Publisher-subscriber vs Observer

Jermin Bazazian picture Jermin Bazazian · Aug 8, 2012 · Viewed 12.8k times · Source

I am trying to make sense of Observer design pattern as the main event dispatching design pattern. The Observer pattern appears to be type or kind of Publish-Subscribe design pattern and I am wondering why there are two, similar looking design patterns and how I should choose between the two.

In both cases informational messages are sent between entities and in both cases entities must register or subscribe in some way in order to receive messages.

The main differences between the two design patterns seems to be:

  • The Observer pattern would seem to have a lower volume of messages. Observers register with the entity they are observing to be notified of a certain event. The Publish-Subscribe pattern seems to involve a one way conversation, a kind of monologue from one entity to another with a larger volume of more varied types of messages.
  • In Observer pattern, the Observers expects a particular kind of event notification where as Publish-Subscribe seems to have a more open message protocol with a wider range of possible message types and message content (a difference between a message triggered by a specific kind of event indicating the event happened versus a more general message protocol with a message containing information that may be other than the event trigger such as a message containing temperature data that was triggered by a periodic timer).
  • Observer is implemented within the boundaries of an application or within a single process.

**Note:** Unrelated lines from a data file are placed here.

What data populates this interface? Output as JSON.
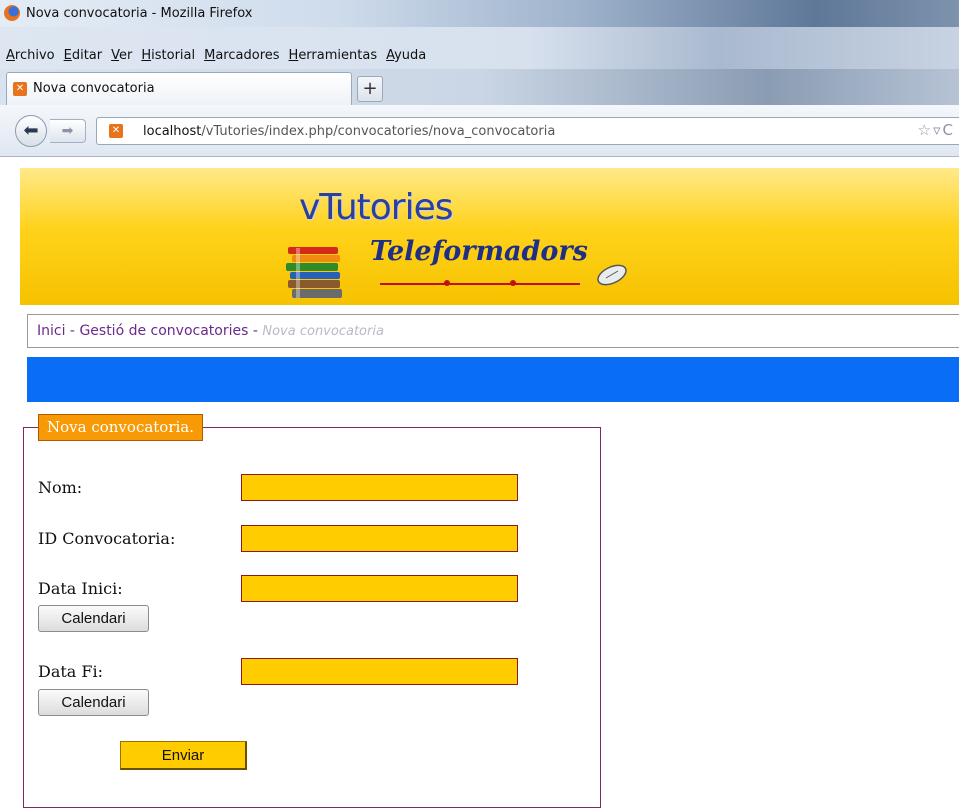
{
  "window": {
    "title": "Nova convocatoria - Mozilla Firefox"
  },
  "menu": {
    "items": [
      "Archivo",
      "Editar",
      "Ver",
      "Historial",
      "Marcadores",
      "Herramientas",
      "Ayuda"
    ]
  },
  "tab": {
    "title": "Nova convocatoria",
    "new_tab": "+"
  },
  "urlbar": {
    "host": "localhost",
    "path": "/vTutories/index.php/convocatories/nova_convocatoria"
  },
  "banner": {
    "title": "vTutories",
    "subtitle": "Teleformadors"
  },
  "breadcrumb": {
    "home": "Inici",
    "sep": " - ",
    "section": "Gestió de convocatories",
    "current": "Nova convocatoria"
  },
  "form": {
    "legend": "Nova convocatoria.",
    "nom_label": "Nom:",
    "nom_value": "",
    "id_label": "ID Convocatoria:",
    "id_value": "",
    "data_inici_label": "Data Inici:",
    "data_inici_value": "",
    "data_fi_label": "Data Fi:",
    "data_fi_value": "",
    "calendar_label": "Calendari",
    "submit_label": "Enviar"
  },
  "colors": {
    "field_bg": "#ffcc00",
    "legend_bg": "#f79a06",
    "bluebar": "#0a6df5",
    "link": "#6b2a8c"
  }
}
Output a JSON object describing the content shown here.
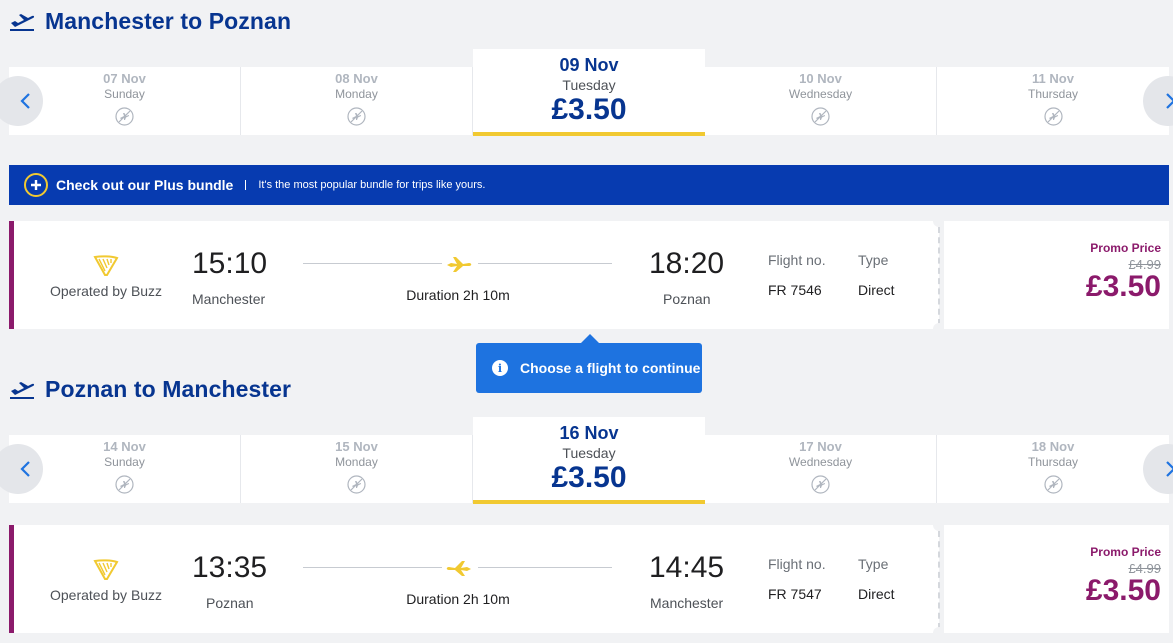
{
  "outbound": {
    "title": "Manchester to Poznan",
    "dates": [
      {
        "date": "07 Nov",
        "weekday": "Sunday",
        "price": null
      },
      {
        "date": "08 Nov",
        "weekday": "Monday",
        "price": null
      },
      {
        "date": "09 Nov",
        "weekday": "Tuesday",
        "price": "£3.50"
      },
      {
        "date": "10 Nov",
        "weekday": "Wednesday",
        "price": null
      },
      {
        "date": "11 Nov",
        "weekday": "Thursday",
        "price": null
      }
    ],
    "flight": {
      "operator": "Operated by Buzz",
      "depart_time": "15:10",
      "depart_city": "Manchester",
      "duration": "Duration 2h 10m",
      "arrive_time": "18:20",
      "arrive_city": "Poznan",
      "flight_no_label": "Flight no.",
      "flight_no": "FR 7546",
      "type_label": "Type",
      "type": "Direct",
      "promo_label": "Promo Price",
      "old_price": "£4.99",
      "price": "£3.50"
    }
  },
  "banner": {
    "title": "Check out our Plus bundle",
    "text": "It's the most popular bundle for trips like yours."
  },
  "tooltip": {
    "text": "Choose a flight to continue"
  },
  "inbound": {
    "title": "Poznan to Manchester",
    "dates": [
      {
        "date": "14 Nov",
        "weekday": "Sunday",
        "price": null
      },
      {
        "date": "15 Nov",
        "weekday": "Monday",
        "price": null
      },
      {
        "date": "16 Nov",
        "weekday": "Tuesday",
        "price": "£3.50"
      },
      {
        "date": "17 Nov",
        "weekday": "Wednesday",
        "price": null
      },
      {
        "date": "18 Nov",
        "weekday": "Thursday",
        "price": null
      }
    ],
    "flight": {
      "operator": "Operated by Buzz",
      "depart_time": "13:35",
      "depart_city": "Poznan",
      "duration": "Duration 2h 10m",
      "arrive_time": "14:45",
      "arrive_city": "Manchester",
      "flight_no_label": "Flight no.",
      "flight_no": "FR 7547",
      "type_label": "Type",
      "type": "Direct",
      "promo_label": "Promo Price",
      "old_price": "£4.99",
      "price": "£3.50"
    }
  },
  "colors": {
    "brand_blue": "#073590",
    "banner_blue": "#073bb0",
    "promo_purple": "#8b1a6b",
    "accent_yellow": "#f1c931",
    "tooltip_blue": "#1e73e0"
  },
  "icons": {
    "section": "plane-departure-icon",
    "no_flights": "no-flight-icon",
    "prev": "chevron-left-icon",
    "next": "chevron-right-icon",
    "operator": "ryanair-harp-logo",
    "flight_plane": "plane-icon",
    "plus": "plus-circle-icon",
    "info": "info-icon"
  }
}
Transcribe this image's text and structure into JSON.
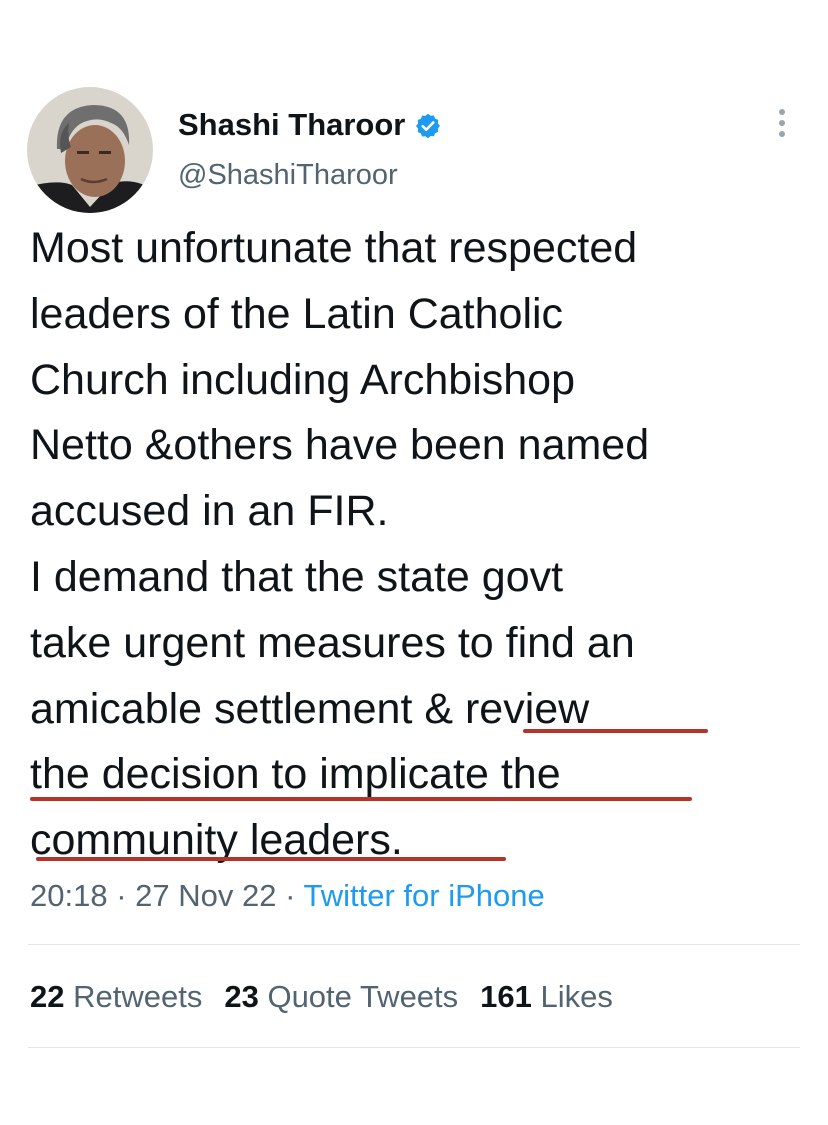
{
  "author": {
    "display_name": "Shashi Tharoor",
    "handle": "@ShashiTharoor",
    "verified": true,
    "verified_badge_color": "#1d9bf0"
  },
  "icons": {
    "verified": "verified-badge-icon",
    "more": "more-vertical-icon"
  },
  "tweet": {
    "lines": [
      "Most unfortunate that respected",
      "leaders of the Latin Catholic",
      "Church including Archbishop",
      "Netto &others have been named",
      "accused in an FIR.",
      "I demand that the state govt",
      "take urgent measures to find an",
      "amicable settlement & review",
      "the decision to implicate the",
      "community leaders."
    ],
    "underline_color": "#b5342a"
  },
  "meta": {
    "time": "20:18",
    "separator": "·",
    "date": "27 Nov 22",
    "source": "Twitter for iPhone"
  },
  "stats": {
    "retweets": {
      "count": "22",
      "label": "Retweets"
    },
    "quote_tweets": {
      "count": "23",
      "label": "Quote Tweets"
    },
    "likes": {
      "count": "161",
      "label": "Likes"
    }
  },
  "colors": {
    "text": "#0f1419",
    "secondary": "#536471",
    "link": "#1d9bf0",
    "divider": "#e1e6ea"
  }
}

Publish-Subscribe is a cross application communication pattern with messages being exchanged between different processes.
  • There is an architecture difference in that Publish-Subscribe has separate publisher, broker, and subscriber entities while Observer makes use of a combined publisher/broker and subscriber (observers) entities.

One thought that comes to mind is that in a multi-threaded application, the Publish-Subscribe pattern may be used when communicating between multiple threads rather than the Observer pattern. And perhaps the Observer pattern could be used between processes for instance a process registers with another process to be notified should an event happen. An example would be a farm management dashboard application that registers with multiple animal feed bins to be notified if the feed level or weight measured by the bin drops below some threshold.

Are there any other important differences between these two design patterns which would provide criteria for choosing one over the other?